Além dessas perdas advindas da apropriação de receitas de ICMS, deve ser considerado o volumoso desembolso efetuado pelos governos estaduais para pagar juros, encargos e amortizações de suas dívidas, que tem se mostrado incapaz de reduzir efetiva e estruturalmente os passivos, a despeito dos valores substanciais alocados nesse gasto financeiro. Entre 2000 e 2021, o gasto empenhado pelos estados no serviço da dívida somou, em termos nominais, R$ 757,4 bilhões, enquanto a dívida líquida total subiu, no mesmo período, de R$ 161,2 bilhões para R$ 809,9 bilhões – acréscimo de R$ 648,8 bilhões.
Outras medidas programáticas
As seguintes medidas adicionais integrariam também este programa federativo, visando estabelecer bases sustentáveis de financiamento ao gasto público subnacional, de um lado, e induzir a disciplina fiscal, de outro:
(1) Fortalecimento da arrecadação de ICMS – acabar com o vantajoso regime tributário das exportações de bens primários e semielaborados, por meio de emenda constitucional que retorne com a incidência do ICMS sobre as vendas externas do país desses produtos. Pelo menos duas proposições nesse sentido estão em tramitação atualmente no Congresso: a PEC nº 42 (Senado) e a PEC nº 201 (Câmara dos Deputados), ambas de 2019.

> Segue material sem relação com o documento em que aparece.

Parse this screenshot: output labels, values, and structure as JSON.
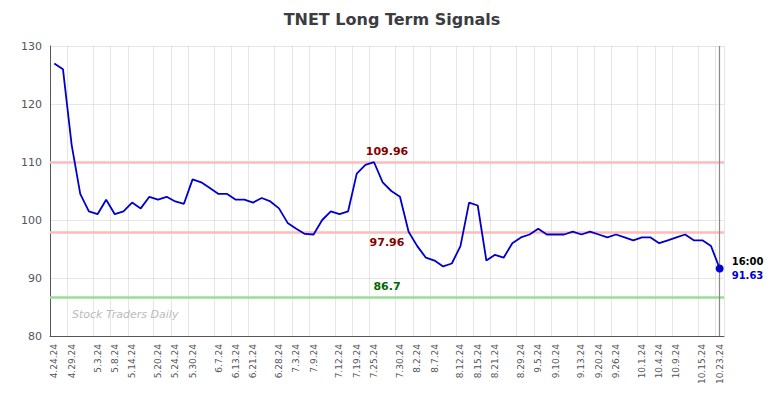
{
  "chart_data": {
    "type": "line",
    "title": "TNET Long Term Signals",
    "categories": [
      "4.24.24",
      null,
      "4.29.24",
      null,
      null,
      "5.3.24",
      null,
      "5.8.24",
      null,
      "5.14.24",
      null,
      null,
      "5.20.24",
      null,
      "5.24.24",
      null,
      "5.30.24",
      null,
      null,
      "6.7.24",
      null,
      "6.13.24",
      null,
      "6.21.24",
      null,
      null,
      "6.28.24",
      null,
      "7.3.24",
      null,
      "7.9.24",
      null,
      null,
      "7.12.24",
      null,
      "7.19.24",
      null,
      "7.25.24",
      null,
      null,
      "7.30.24",
      null,
      "8.2.24",
      null,
      "8.7.24",
      null,
      null,
      "8.12.24",
      null,
      "8.15.24",
      null,
      "8.21.24",
      null,
      null,
      "8.29.24",
      null,
      "9.5.24",
      null,
      "9.10.24",
      null,
      null,
      "9.13.24",
      null,
      "9.20.24",
      null,
      "9.26.24",
      null,
      null,
      "10.1.24",
      null,
      "10.4.24",
      null,
      "10.9.24",
      null,
      null,
      "10.15.24",
      null,
      "10.23.24"
    ],
    "values": [
      127.0,
      126.0,
      113.0,
      104.5,
      101.5,
      101.0,
      103.5,
      101.0,
      101.5,
      103.0,
      102.0,
      104.0,
      103.5,
      104.0,
      103.2,
      102.8,
      107.0,
      106.5,
      105.5,
      104.5,
      104.5,
      103.5,
      103.5,
      103.0,
      103.8,
      103.2,
      102.0,
      99.5,
      98.5,
      97.6,
      97.5,
      100.0,
      101.5,
      101.0,
      101.5,
      108.0,
      109.5,
      109.96,
      106.5,
      105.0,
      104.0,
      97.96,
      95.5,
      93.5,
      93.0,
      92.0,
      92.5,
      95.5,
      103.0,
      102.5,
      93.0,
      94.0,
      93.5,
      96.0,
      97.0,
      97.5,
      98.5,
      97.5,
      97.5,
      97.5,
      98.0,
      97.5,
      98.0,
      97.5,
      97.0,
      97.5,
      97.0,
      96.5,
      97.0,
      97.0,
      96.0,
      96.5,
      97.0,
      97.5,
      96.5,
      96.5,
      95.5,
      91.63
    ],
    "color": "#0000cc",
    "ylim": [
      80,
      130
    ],
    "yticks": [
      80,
      90,
      100,
      110,
      120,
      130
    ],
    "grid": true,
    "reference_lines": [
      {
        "value": 109.96,
        "label": "109.96",
        "color": "#ffbbbb",
        "label_color": "#880000"
      },
      {
        "value": 97.96,
        "label": "97.96",
        "color": "#ffbbbb",
        "label_color": "#880000"
      },
      {
        "value": 86.7,
        "label": "86.7",
        "color": "#99dd99",
        "label_color": "#006600"
      }
    ],
    "last_point_label": "16:00",
    "last_value_color": "#0000cc",
    "watermark": "Stock Traders Daily",
    "watermark_color": "#bbbbbb"
  }
}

(2) Mercado de dívida subnacional – Constituição de um mercado de dívida pública subnacional, com regulação compartilhada pelo Banco Central e a Secretaria do Tesouro Nacional (STN), com o objetivo de prover recursos de baixo custo e longo prazo para financiar as OCC de estados e municípios.
(3) Refinanciamento da dívida externa – implementação de uma operação de refinanciamento da dívida externa de estados e municípios, de modo a promover a troca desse passivo denominado em moeda estrangeira por títulos em moeda nacional, eliminando o risco cambial sobre as contas públicas subnacionais.
(4) Programa de indução ao equilíbrio fiscal – adoção de um programa com monitoramento pela STN que induza o equilíbrio fiscal e financeiro dos governos subnacionais, visando, primordialmente, a sustentação intertemporal da capacidade de gasto primário desses entes, com o atendimento de metas compulsórias consistentes com projeções de crescimento econômico e relacionadas à poupança corrente primária, líquida de transferências intergovernamentais e de outras de despesas de custeio; investimentos; endividamento; restos a pagar; disponibilidade de caixa não vinculada, dentre outros indicadores.
Um programa federativo de recuperação da capacidade de financiamento de gastos dos entes subnacionais tal como proposto acima seria bastante promissor no sentido de criar condições para induzir o redesenho do federalismo fiscal brasileiro. Mas outras medidas estruturantes seriam necessárias ainda para reverter o processo histórico de fragilização do papel desempenhado pelos estados na federação brasileira. O primeiro passo na direção desta transformação estrutural, contudo, precisa ser dado o mais breve possível.
*Danilo Jorge Vieira é doutor em economia aplicada pela Unicamp.